Nath’s statement added, “We had been hoping that this will be a Make in India push budget for an Atmanirbhar Bharat and though the Finance Minister has highlighted the need to support the manufacturing sector, we, the Indian Medical Device Industry are disheartened not to notice any changes in custom duty as done for other sectors and are very hopeful that the fine print of the Union Budget would have possibly acted upon our recommendations on a predictable tariff policy for a Make in India push for a phased manufacturing plan for components and finished medical devices and allocations for testing infrastructure as well as for Med Tech Parks and Cluster developments.”
He further said, “Supporting policies are needed so that Indian Medical Devices Industry can make quality healthcare accessible and affordable for common masses, aim to place India among the Top five medical devices manufacturing hubs worldwide and help end the 80-85% import dependence forced upon us and an ever-increasing import bill of over Rs 46,000 crore.”
“The only positive announcement was on public procurement by allowing 75% prompt payments and bringing in a weighted price preference on account of quality which is especially critical in healthcare related medical devices,” added Nath.
Dr Bharat Gadhvi, president of Ahmedabad Hospitals and Nursing Homes Association expressed disappointment and said, “They (Union government) have not given any importance to healthcare. They should have taken care of some of the demands such as with respect to the efficiency of the public sector insurance companies and some specific schemes for diagnostics. Overall, they have not looked at healthcare at all.”
Ahmedabad-based gastroenterologist Dr Manish Bhatnagar and proprietor of Icon Hospital also rued the fact that the Budget does not incentivise small and medium hospitals in any way and said it is “high time that healthcare is given primacy as an industry”.

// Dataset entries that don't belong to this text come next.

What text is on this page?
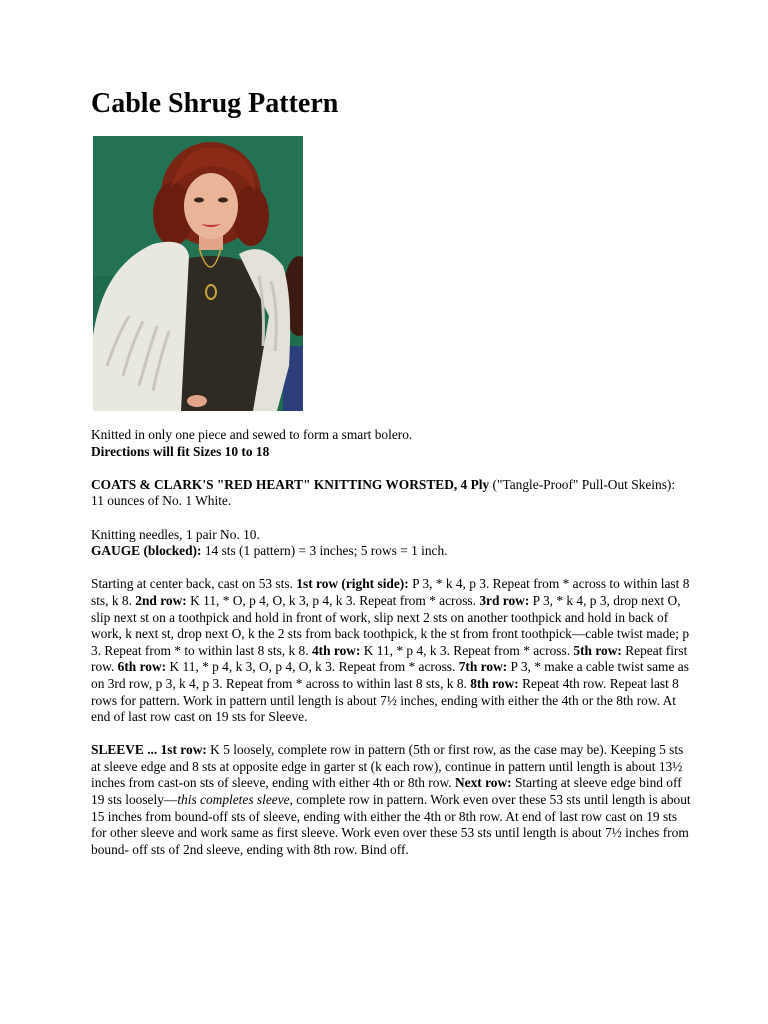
Cable Shrug Pattern

Knitted in only one piece and sewed to form a smart bolero.
Directions will fit Sizes 10 to 18

COATS & CLARK'S "RED HEART" KNITTING WORSTED, 4 Ply ("Tangle-Proof" Pull-Out Skeins): 11 ounces of No. 1 White.

Knitting needles, 1 pair No. 10.
GAUGE (blocked): 14 sts (1 pattern) = 3 inches; 5 rows = 1 inch.

Starting at center back, cast on 53 sts. 1st row (right side): P 3, * k 4, p 3. Repeat from * across to within last 8 sts, k 8. 2nd row: K 11, * O, p 4, O, k 3, p 4, k 3. Repeat from * across. 3rd row: P 3, * k 4, p 3, drop next O, slip next st on a toothpick and hold in front of work, slip next 2 sts on another toothpick and hold in back of work, k next st, drop next O, k the 2 sts from back toothpick, k the st from front toothpick—cable twist made; p 3. Repeat from * to within last 8 sts, k 8. 4th row: K 11, * p 4, k 3. Repeat from * across. 5th row: Repeat first row. 6th row: K 11, * p 4, k 3, O, p 4, O, k 3. Repeat from * across. 7th row: P 3, * make a cable twist same as on 3rd row, p 3, k 4, p 3. Repeat from * across to within last 8 sts, k 8. 8th row: Repeat 4th row. Repeat last 8 rows for pattern. Work in pattern until length is about 7½ inches, ending with either the 4th or the 8th row. At end of last row cast on 19 sts for Sleeve.

SLEEVE ... 1st row: K 5 loosely, complete row in pattern (5th or first row, as the case may be). Keeping 5 sts at sleeve edge and 8 sts at opposite edge in garter st (k each row), continue in pattern until length is about 13½ inches from cast-on sts of sleeve, ending with either 4th or 8th row. Next row: Starting at sleeve edge bind off 19 sts loosely—this completes sleeve, complete row in pattern. Work even over these 53 sts until length is about 15 inches from bound-off sts of sleeve, ending with either the 4th or 8th row. At end of last row cast on 19 sts for other sleeve and work same as first sleeve. Work even over these 53 sts until length is about 7½ inches from bound- off sts of 2nd sleeve, ending with 8th row. Bind off.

“The last two years have been brutal for these small and medium hospitals and that has been left unaddressed and could have been addressed under schemes related to MSMEs. In spite of the pandemic, healthcare spending is still less than three per cent of the GDP. The government will have to look at providing some relief to small and medium hospitals. As much as 60 per cent of the healthcare in the private sector in this country is delivered by small and medium hospitals,” said Dr Bhatnagar.
Dr Bhatnagar also advocated that spending on public health by the government must go up given what was seen during the pandemic. He said, “The public sector did an immense job during the crisis and it should be further beefed up. They were understaffed, under-resourced and criminally overworked. Instead of rewarding them for their work, you are stepping back and cutting down on the funds.”
Echoing Nath’s point on duties levied on medical devices, Dr Bhatnagar added that the Budget should have also considered cutting down import duties on “life-saving equipment”.
“During the pandemic, we have paid import duties on oxygen concentrators and ventilators. Why can’t we reduce the GST to 0% on essential drugs and medical supplies. It will also bring down the cost of delivery of healthcare,” pointed out Dr Bhatnagar.
Ajay Tandon, MD at Ahmedabad-based Veeda Clinical Research Ltd lauded incentives provided to sunrise industries within healthcare such as pharmaceutical research and genomics.
Tandon said, “The incentivisation measures announced for sunrise industries, which include genomics and pharmaceutical research and development, will augment our national capacities in these sectors. Encouraging collaboration among academia, industry and public institutions and the push for Ayushman Bharat Digital Mission are strong measures to aggregate our national resources for accelerating innovation in drug development and access to universal health in our country.”